NDFは「差額」だけドルで決済する取り引きで、ウォンの現物がなくても取り引き可能です。
――で、❶吹けば飛ぶようなウォンなど持っていても仕方がない、❷韓国政府が資本規制行っている❸ウォンの海外流通が制限 ⇒ 海外銀行がウォンを自由に保有しにくいので、そもそも韓国外での直物市場(これが「オフショア」)がないのです。
しかし、シンガポール、ロンドン、ニューヨークなどが主要なオフショア拠点で、それぞれの地域の取引者が市場の開場時間に参加します。

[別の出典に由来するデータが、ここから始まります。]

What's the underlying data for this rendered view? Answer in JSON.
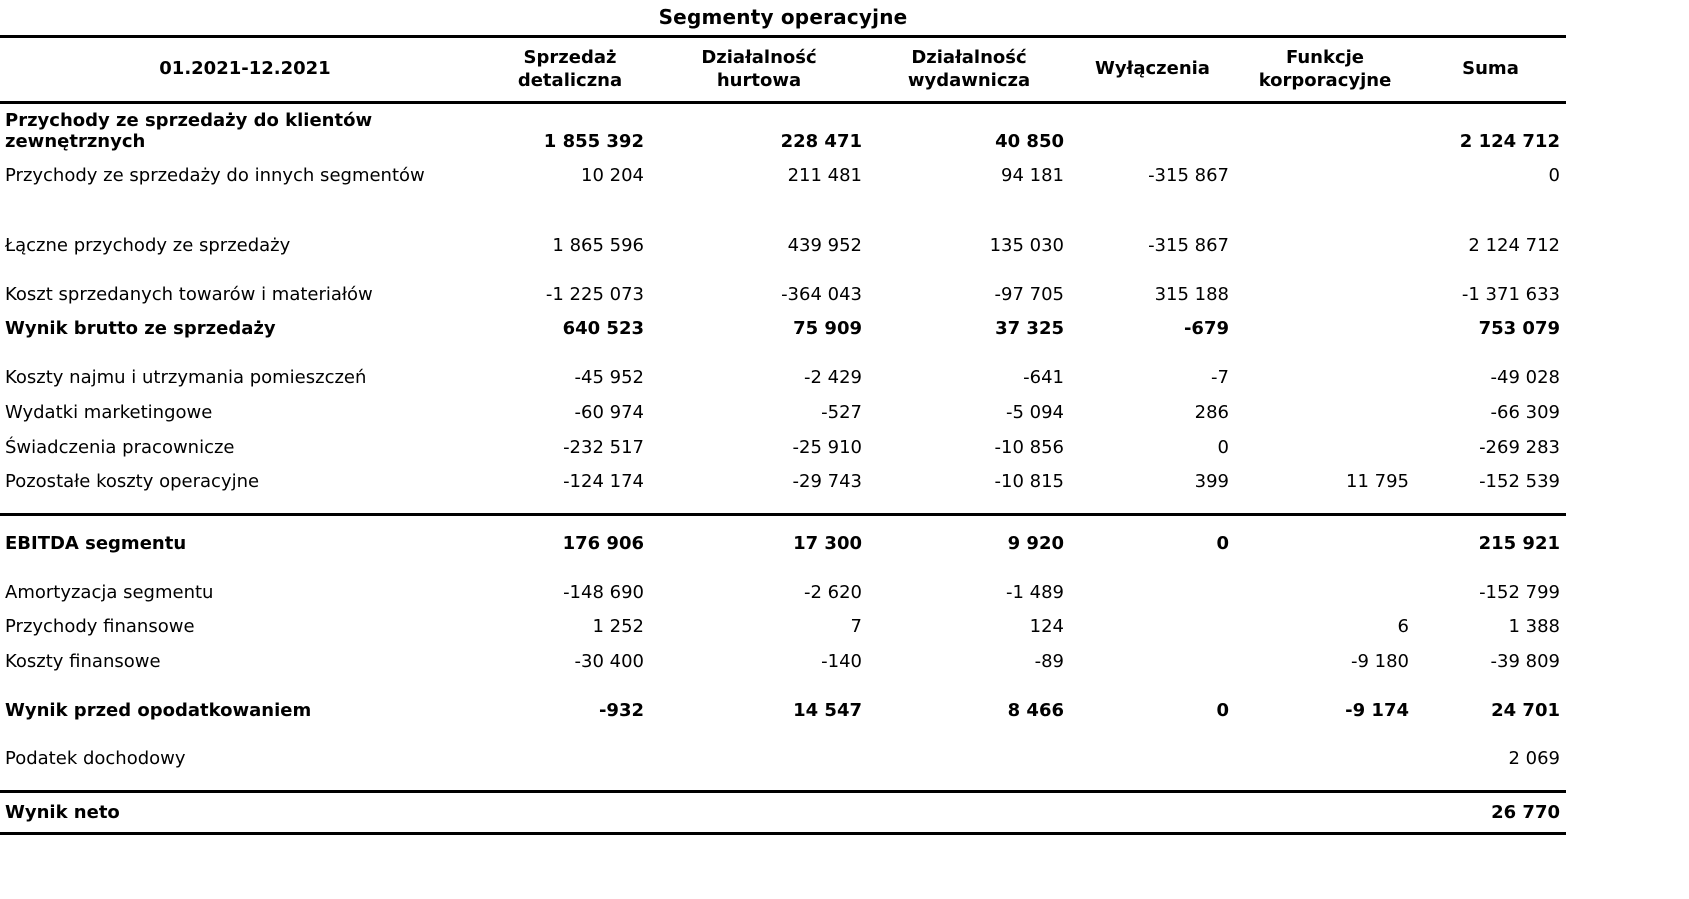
{
  "title": "Segmenty operacyjne",
  "table": {
    "period_header": "01.2021-12.2021",
    "columns": [
      "Sprzedaż\ndetaliczna",
      "Działalność\nhurtowa",
      "Działalność\nwydawnicza",
      "Wyłączenia",
      "Funkcje\nkorporacyjne",
      "Suma"
    ],
    "sections": [
      {
        "name": "przychody-segmentow",
        "rows": [
          {
            "label": "Przychody ze sprzedaży do klientów zewnętrznych",
            "bold": true,
            "values": [
              "1 855 392",
              "228 471",
              "40 850",
              "",
              "",
              "2 124 712"
            ]
          },
          {
            "label": "Przychody ze sprzedaży do innych segmentów",
            "values": [
              "10 204",
              "211 481",
              "94 181",
              "-315 867",
              "",
              "0"
            ]
          }
        ]
      },
      {
        "name": "laczne-przychody",
        "gap": "large",
        "rows": [
          {
            "label": "Łączne przychody ze sprzedaży",
            "values": [
              "1 865 596",
              "439 952",
              "135 030",
              "-315 867",
              "",
              "2 124 712"
            ]
          }
        ]
      },
      {
        "name": "wynik-brutto",
        "rows": [
          {
            "label": "Koszt sprzedanych towarów i materiałów",
            "values": [
              "-1 225 073",
              "-364 043",
              "-97 705",
              "315 188",
              "",
              "-1 371 633"
            ]
          },
          {
            "label": "Wynik brutto ze sprzedaży",
            "bold": true,
            "values": [
              "640 523",
              "75 909",
              "37 325",
              "-679",
              "",
              "753 079"
            ]
          }
        ]
      },
      {
        "name": "koszty-operacyjne",
        "rows": [
          {
            "label": "Koszty najmu i utrzymania pomieszczeń",
            "values": [
              "-45 952",
              "-2 429",
              "-641",
              "-7",
              "",
              "-49 028"
            ]
          },
          {
            "label": "Wydatki marketingowe",
            "values": [
              "-60 974",
              "-527",
              "-5 094",
              "286",
              "",
              "-66 309"
            ]
          },
          {
            "label": "Świadczenia pracownicze",
            "values": [
              "-232 517",
              "-25 910",
              "-10 856",
              "0",
              "",
              "-269 283"
            ]
          },
          {
            "label": "Pozostałe koszty operacyjne",
            "values": [
              "-124 174",
              "-29 743",
              "-10 815",
              "399",
              "11 795",
              "-152 539"
            ]
          }
        ]
      },
      {
        "name": "ebitda",
        "rule_top": true,
        "rows": [
          {
            "label": "EBITDA segmentu",
            "bold": true,
            "values": [
              "176 906",
              "17 300",
              "9 920",
              "0",
              "",
              "215 921"
            ]
          }
        ]
      },
      {
        "name": "pozycje-finansowe",
        "rows": [
          {
            "label": "Amortyzacja segmentu",
            "values": [
              "-148 690",
              "-2 620",
              "-1 489",
              "",
              "",
              "-152 799"
            ]
          },
          {
            "label": "Przychody finansowe",
            "values": [
              "1 252",
              "7",
              "124",
              "",
              "6",
              "1 388"
            ]
          },
          {
            "label": "Koszty finansowe",
            "values": [
              "-30 400",
              "-140",
              "-89",
              "",
              "-9 180",
              "-39 809"
            ]
          }
        ]
      },
      {
        "name": "wynik-przed-opodatkowaniem",
        "rows": [
          {
            "label": "Wynik przed opodatkowaniem",
            "bold": true,
            "values": [
              "-932",
              "14 547",
              "8 466",
              "0",
              "-9 174",
              "24 701"
            ]
          }
        ]
      },
      {
        "name": "podatek-dochodowy",
        "rows": [
          {
            "label": "Podatek dochodowy",
            "values": [
              "",
              "",
              "",
              "",
              "",
              "2 069"
            ]
          }
        ]
      },
      {
        "name": "wynik-neto",
        "rule_top": true,
        "rows": [
          {
            "label": "Wynik neto",
            "bold": true,
            "values": [
              "",
              "",
              "",
              "",
              "",
              "26 770"
            ]
          }
        ]
      }
    ]
  }
}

ここでの値動きが、(情報ベンダーやブローカーのドルウォンチャートでは)オンショア現物とオフショアNDF由来の価格情報が時間帯ごとに反映され、連続的に見えるチャートになるのです。
このおかげで吹けば飛ぶようなローカルカレンシー・ウォンが(海外には直物取引がないのに)24時間取り引きされているように見えるというわけです。
市場が開く順番に見ると以下のようになります(時間は日韓の現地時間:日韓は時差がないので)。

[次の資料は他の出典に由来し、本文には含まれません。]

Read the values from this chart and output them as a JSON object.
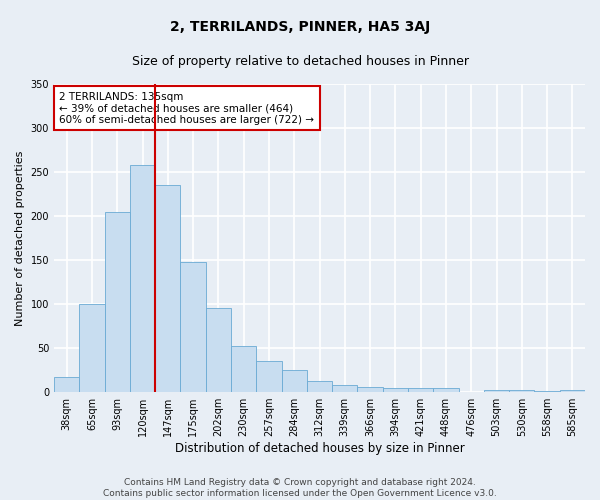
{
  "title": "2, TERRILANDS, PINNER, HA5 3AJ",
  "subtitle": "Size of property relative to detached houses in Pinner",
  "xlabel": "Distribution of detached houses by size in Pinner",
  "ylabel": "Number of detached properties",
  "footer_line1": "Contains HM Land Registry data © Crown copyright and database right 2024.",
  "footer_line2": "Contains public sector information licensed under the Open Government Licence v3.0.",
  "bin_labels": [
    "38sqm",
    "65sqm",
    "93sqm",
    "120sqm",
    "147sqm",
    "175sqm",
    "202sqm",
    "230sqm",
    "257sqm",
    "284sqm",
    "312sqm",
    "339sqm",
    "366sqm",
    "394sqm",
    "421sqm",
    "448sqm",
    "476sqm",
    "503sqm",
    "530sqm",
    "558sqm",
    "585sqm"
  ],
  "bar_values": [
    17,
    100,
    205,
    258,
    235,
    148,
    95,
    52,
    35,
    25,
    13,
    8,
    6,
    5,
    5,
    5,
    0,
    2,
    2,
    1,
    2
  ],
  "bar_color": "#c8ddf0",
  "bar_edge_color": "#6aaad4",
  "background_color": "#e8eef5",
  "grid_color": "#ffffff",
  "red_line_x": 3.5,
  "annotation_text": "2 TERRILANDS: 135sqm\n← 39% of detached houses are smaller (464)\n60% of semi-detached houses are larger (722) →",
  "annotation_box_color": "#ffffff",
  "annotation_box_edge": "#cc0000",
  "red_line_color": "#cc0000",
  "ylim": [
    0,
    350
  ],
  "yticks": [
    0,
    50,
    100,
    150,
    200,
    250,
    300,
    350
  ],
  "title_fontsize": 10,
  "subtitle_fontsize": 9,
  "xlabel_fontsize": 8.5,
  "ylabel_fontsize": 8,
  "tick_fontsize": 7,
  "footer_fontsize": 6.5,
  "fig_facecolor": "#e8eef5"
}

韓国オンショア市場:09:00 ~ 翌日 02:00※
↓
シンガポールNDF:15:30頃 – 夜
↓
ロンドンNDF:夕方 – 深夜
↓
ニューヨークNDF:深夜 – 朝
※2024年07月01日以降に閉場時間を延長。これによってロンドン市場終盤までオンショア市場が開いていることになった/韓国政府は2026年07月から24時間化する方針を公表しています/もちろん『MSCI』で先進国市場に分類されるためです
韓国政府はNDFを嫌っています。
理由は簡単で、自国通貨の価格決定が海外で行われるからです。韓国政府の管轄外であるため、韓国当局は「介入できない」「規制できない」という問題があります。
NDFはウォンの現物が不要なため、世界中のヘッジファンドが「ウォンを借りなくてもウォン売りができる」のです。これが「通貨投機の温床」になります。
実際、過去二回のドボン騒動の際、すなわち1997年のアジア通貨危機、2008~2009年の韓国通貨危機では「NDF市場におけるウォン売り」が問題になりました。